L'ambassadeur du régime cubain en République Dominicaine, Ángel Arzuaga Reyes, est apparu sur la scène cette semaine avec un répertoire déjà connu de la soi-disant "diplomatie révolutionnaire".
Dans une interview télévisée réalisée à Saint-Domingue pour l'espace informatif El Día, le diplomate a nié l'évidence de répression sur l'île, a défendu l'existence d'un parti unique (le communiste) et a réinterprété l'histoire à son avantage pour justifier l'absence de pluralisme politique sur l'île.
Faisant preuve du cynisme typique du ministère dirigé par Bruno Rodríguez Parrilla, le fonctionnaire a affirmé qu'à Cuba « personne n'est emprisonné pour avoir des pensées » et que le pays organise des élections tous les cinq ans, bien qu'il ait précisé, sans partis qui « disputent le pouvoir », car le pouvoir, selon sa formulation, « appartient au peuple ».
De plus, il a affirmé que le multipartisme "n'a pas donné de résultats" à Cuba et que le modèle actuel bénéficie d'un soutien majoritaire.
La mise en scène ne s'est pas révélée nouvelle, mais elle a été révélatrice du moment.
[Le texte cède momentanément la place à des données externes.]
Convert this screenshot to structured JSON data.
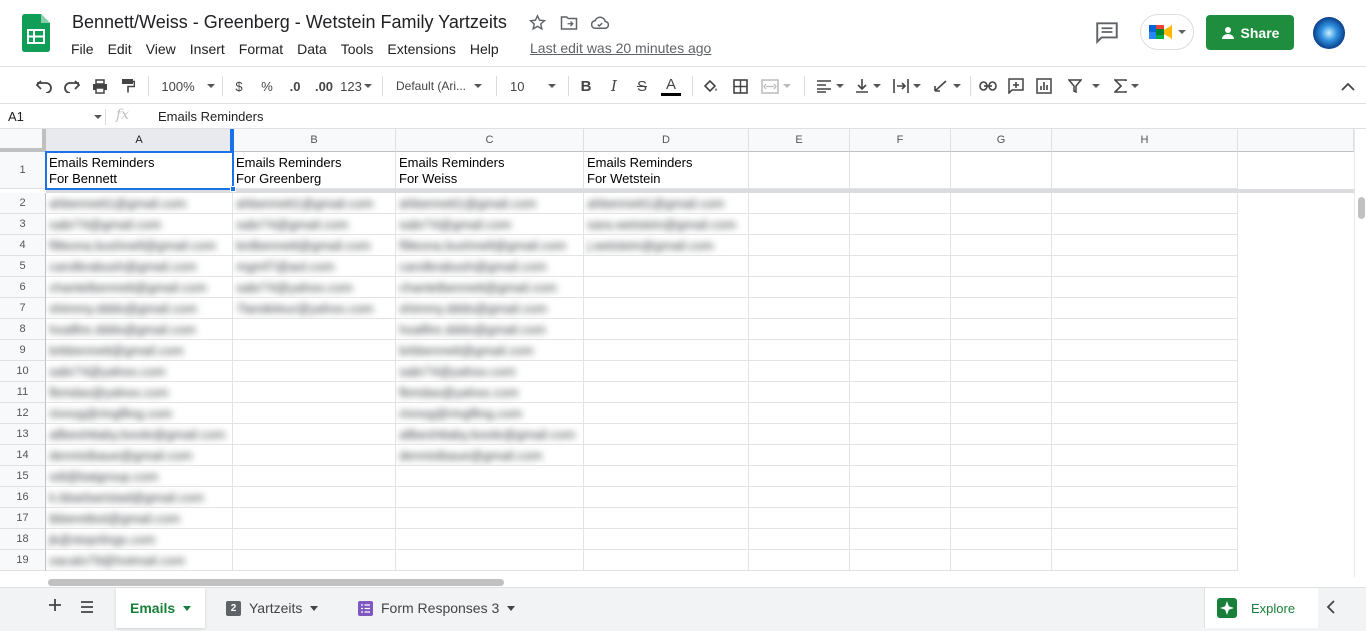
{
  "app": {
    "doc_title": "Bennett/Weiss - Greenberg - Wetstein Family Yartzeits",
    "last_edit": "Last edit was 20 minutes ago",
    "share_label": "Share",
    "accent": "#1e8e3e"
  },
  "menu": [
    "File",
    "Edit",
    "View",
    "Insert",
    "Format",
    "Data",
    "Tools",
    "Extensions",
    "Help"
  ],
  "toolbar": {
    "zoom": "100%",
    "currency": "$",
    "percent": "%",
    "dec_decrease": ".0",
    "dec_increase": ".00",
    "more_formats": "123",
    "font": "Default (Ari...",
    "font_size": "10",
    "bold": "B",
    "italic": "I",
    "strike": "S",
    "text_color": "A"
  },
  "formula_bar": {
    "cell_ref": "A1",
    "fx": "fx",
    "content": "Emails Reminders"
  },
  "columns": [
    "A",
    "B",
    "C",
    "D",
    "E",
    "F",
    "G",
    "H"
  ],
  "rows": [
    "1",
    "2",
    "3",
    "4",
    "5",
    "6",
    "7",
    "8",
    "9",
    "10",
    "11",
    "12",
    "13",
    "14",
    "15",
    "16",
    "17",
    "18",
    "19"
  ],
  "headers": [
    {
      "line1": "Emails Reminders",
      "line2": "For Bennett"
    },
    {
      "line1": "Emails Reminders",
      "line2": "For Greenberg"
    },
    {
      "line1": "Emails Reminders",
      "line2": "For Weiss"
    },
    {
      "line1": "Emails Reminders",
      "line2": "For Wetstein"
    }
  ],
  "cells": {
    "A": [
      "ahbennett1@gmail.com",
      "sabr74@gmail.com",
      "f9leona.bushnell@gmail.com",
      "carolbrabush@gmail.com",
      "chantelbennett@gmail.com",
      "shimmy.ddds@gmail.com",
      "hoalfire.ddds@gmail.com",
      "brbbennett@gmail.com",
      "sabr74@yahoo.com",
      "fbmdas@yahoo.com",
      "rinnog@ringfling.com",
      "allbeshttaby.boole@gmail.com",
      "dennistbaue@gmail.com",
      "sdi@batgroup.com",
      "k.bbarbaristad@gmail.com",
      "tbberetbot@gmail.com",
      "jk@stoprlings.com",
      "oacalo79@hotmail.com"
    ],
    "B": [
      "ahbennett1@gmail.com",
      "sabr74@gmail.com",
      "brdbennett@gmail.com",
      "mgmf7@aol.com",
      "sabr74@yahoo.com",
      "7landeleur@yahoo.com"
    ],
    "C": [
      "ahbennett1@gmail.com",
      "sabr74@gmail.com",
      "f9leona.bushnell@gmail.com",
      "carolbrabush@gmail.com",
      "chantelbennett@gmail.com",
      "shimmy.ddds@gmail.com",
      "hoalfire.ddds@gmail.com",
      "brbbennett@gmail.com",
      "sabr74@yahoo.com",
      "fbmdas@yahoo.com",
      "rinnog@ringfling.com",
      "allbeshttaby.boole@gmail.com",
      "dennistbaue@gmail.com"
    ],
    "D": [
      "ahbennett1@gmail.com",
      "sara.wetstein@gmail.com",
      "j.wetstein@gmail.com"
    ]
  },
  "tabs": [
    {
      "label": "Emails",
      "active": true,
      "icon": ""
    },
    {
      "label": "Yartzeits",
      "active": false,
      "icon": "2"
    },
    {
      "label": "Form Responses 3",
      "active": false,
      "icon": "form-icon"
    }
  ],
  "explore_label": "Explore"
}
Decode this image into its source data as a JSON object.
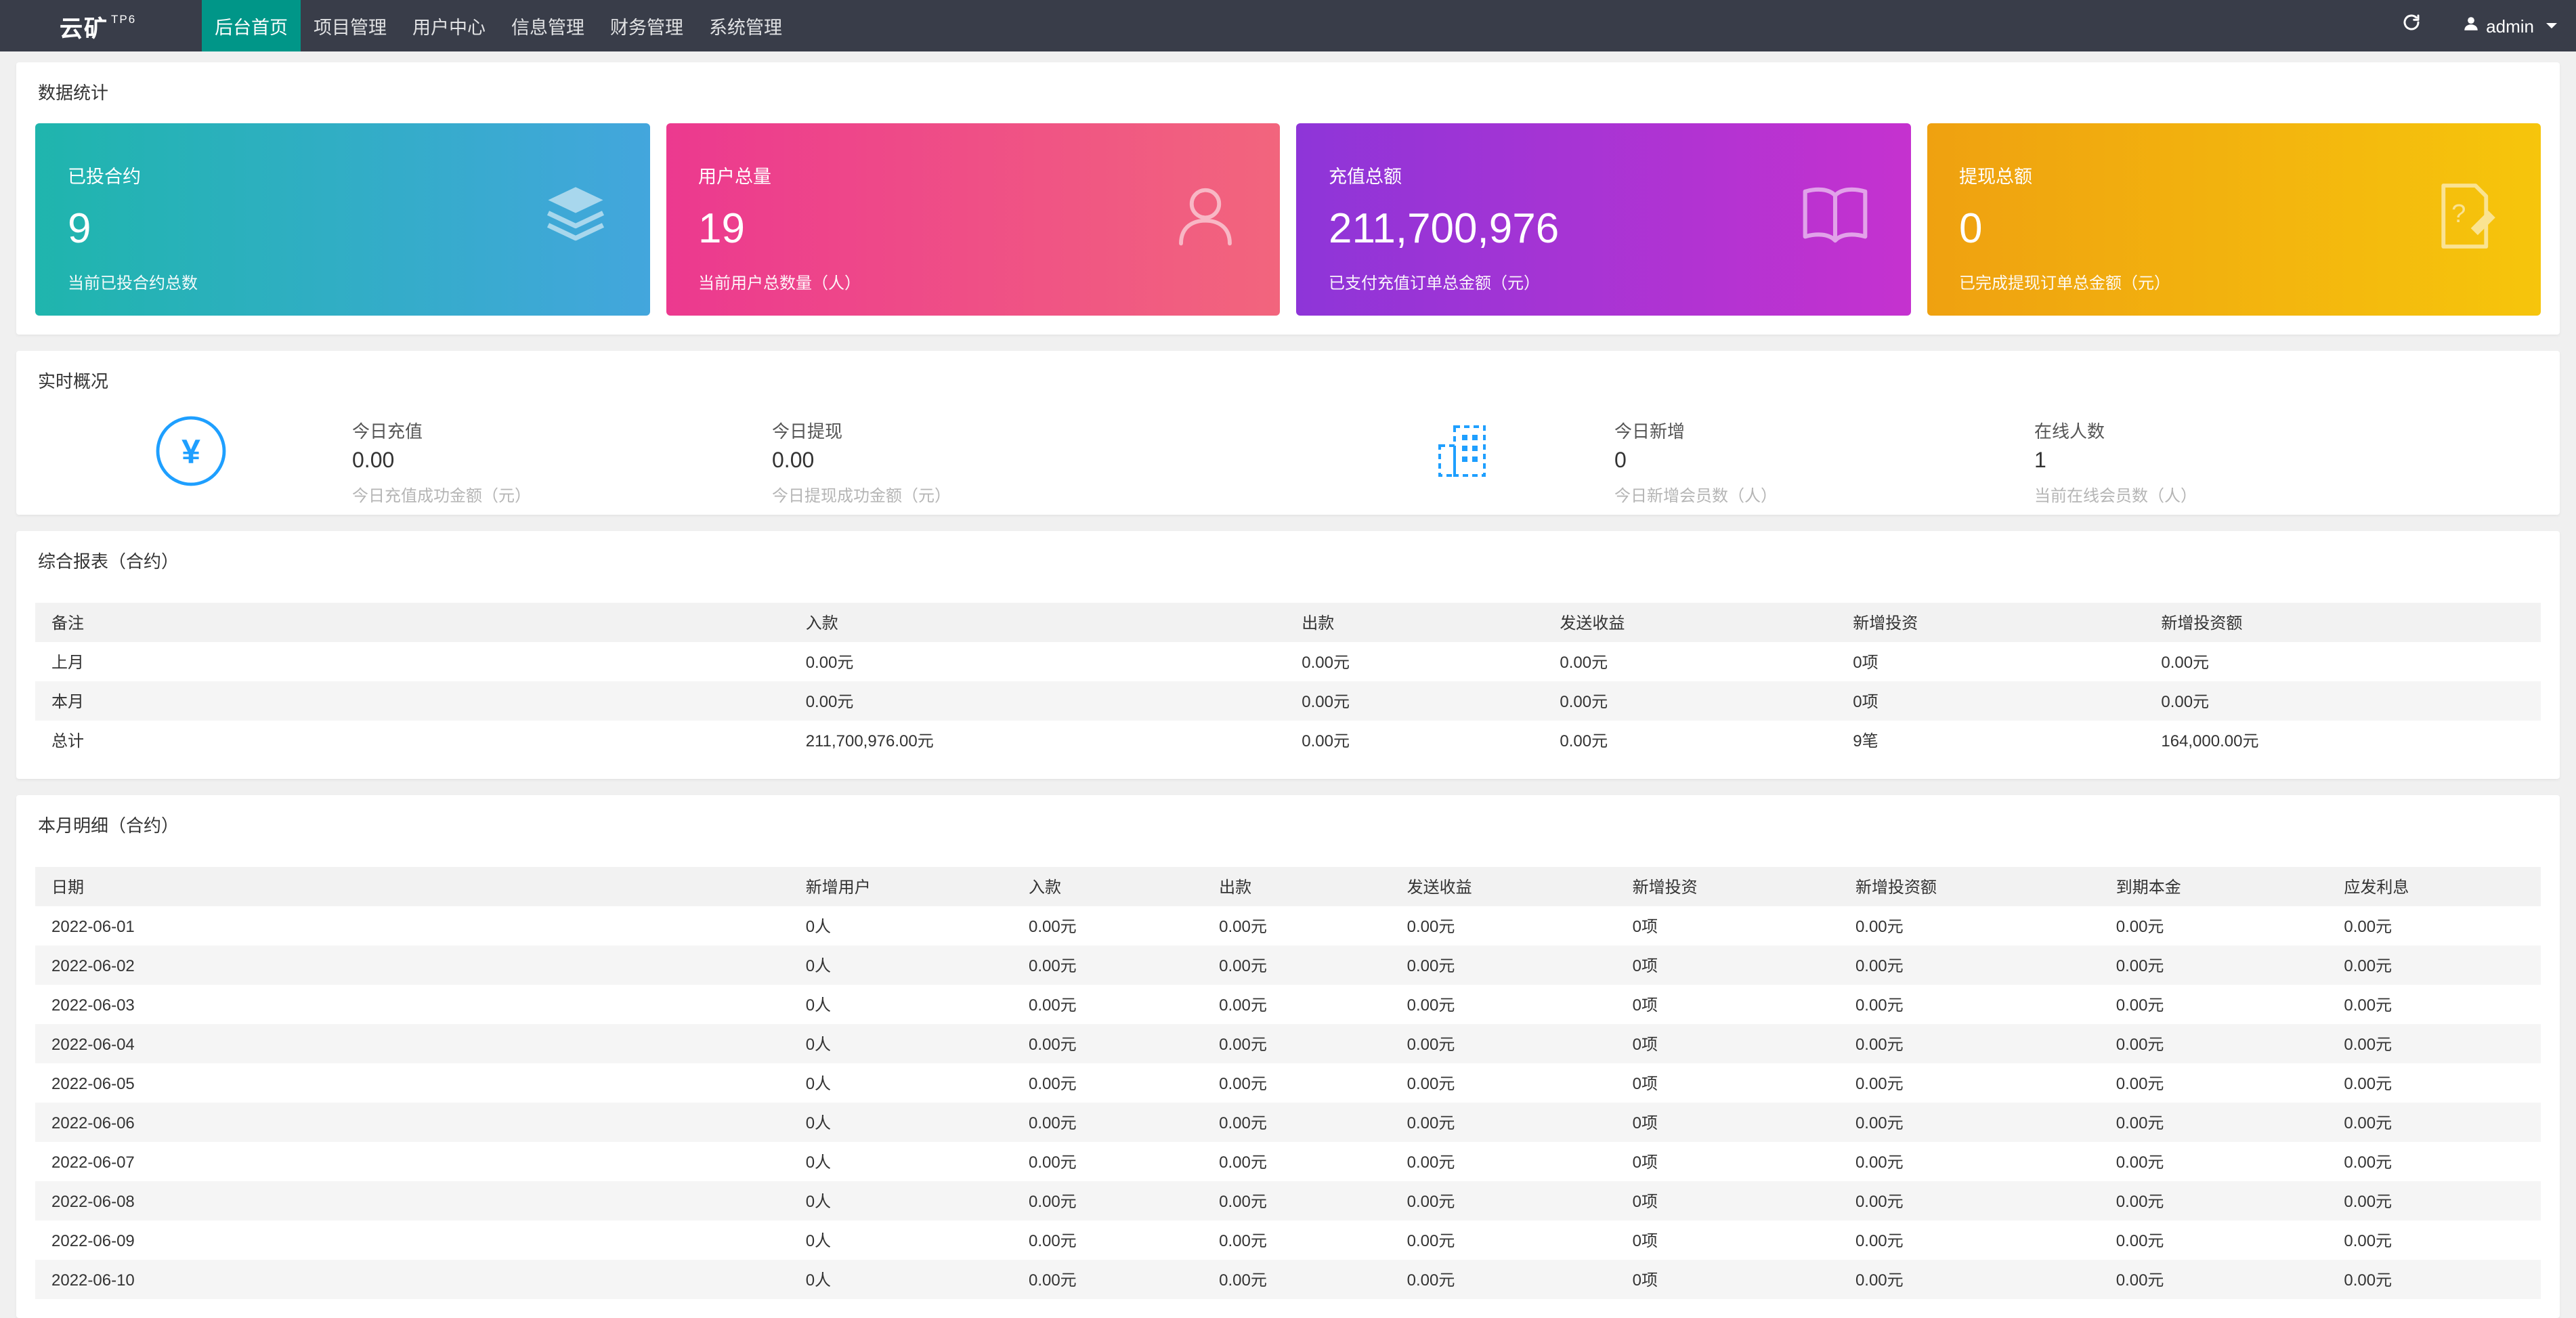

La République dominicaine s'est éloignée de La Havane ces dernières années et s'est alignée sur la politique américaine envers les Caraïbes.
Dans ce contexte, l'ambassadeur a tenté de projeter une image de normalité institutionnelle qui contrastait avec la réalité documentée par des organismes internationaux et des organisations indépendantes.
L'affirmation selon laquelle personne n'est emprisonné à Cuba en raison de ses idées se heurte à un fait difficile à dissimuler : des dizaines d'opposants, d'activistes et de journalistes indépendants ont été poursuivis ces dernières années pour des infractions pénales telles que "désobéissance", "troubles à l'ordre public", "propagande ennemie" ou "atteinte".
L'argument officiel est généralement le même que celui répété par le diplomate lorsqu'on l'a interrogé sur la répression contre les membres du projet El4tico : ce n'est pas la pensée qui est punie, mais les délits. Le problème est que, dans le cadre légal cubain, exprimer un désaccord politique peut, avec une notable flexibilité interprétative, devenir un délit.
En affirmant qu'il y a des élections à Cuba, l'ambassadeur a omis un détail essentiel : il n'existe pas de vraie concurrence politique. Le Parti communiste de Cuba est la seule force légale reconnue et la Constitution de 2019 le définit comme « force dirigeante supérieure de la société et de l'État ».
Dans ce cadre institutionnel, l'alternance n'est pas une possibilité, mais une hérésie. Présenter ce schéma comme équivalent à une démocratie pluraliste est, pour le moins, un exercice rhétorique mensonger.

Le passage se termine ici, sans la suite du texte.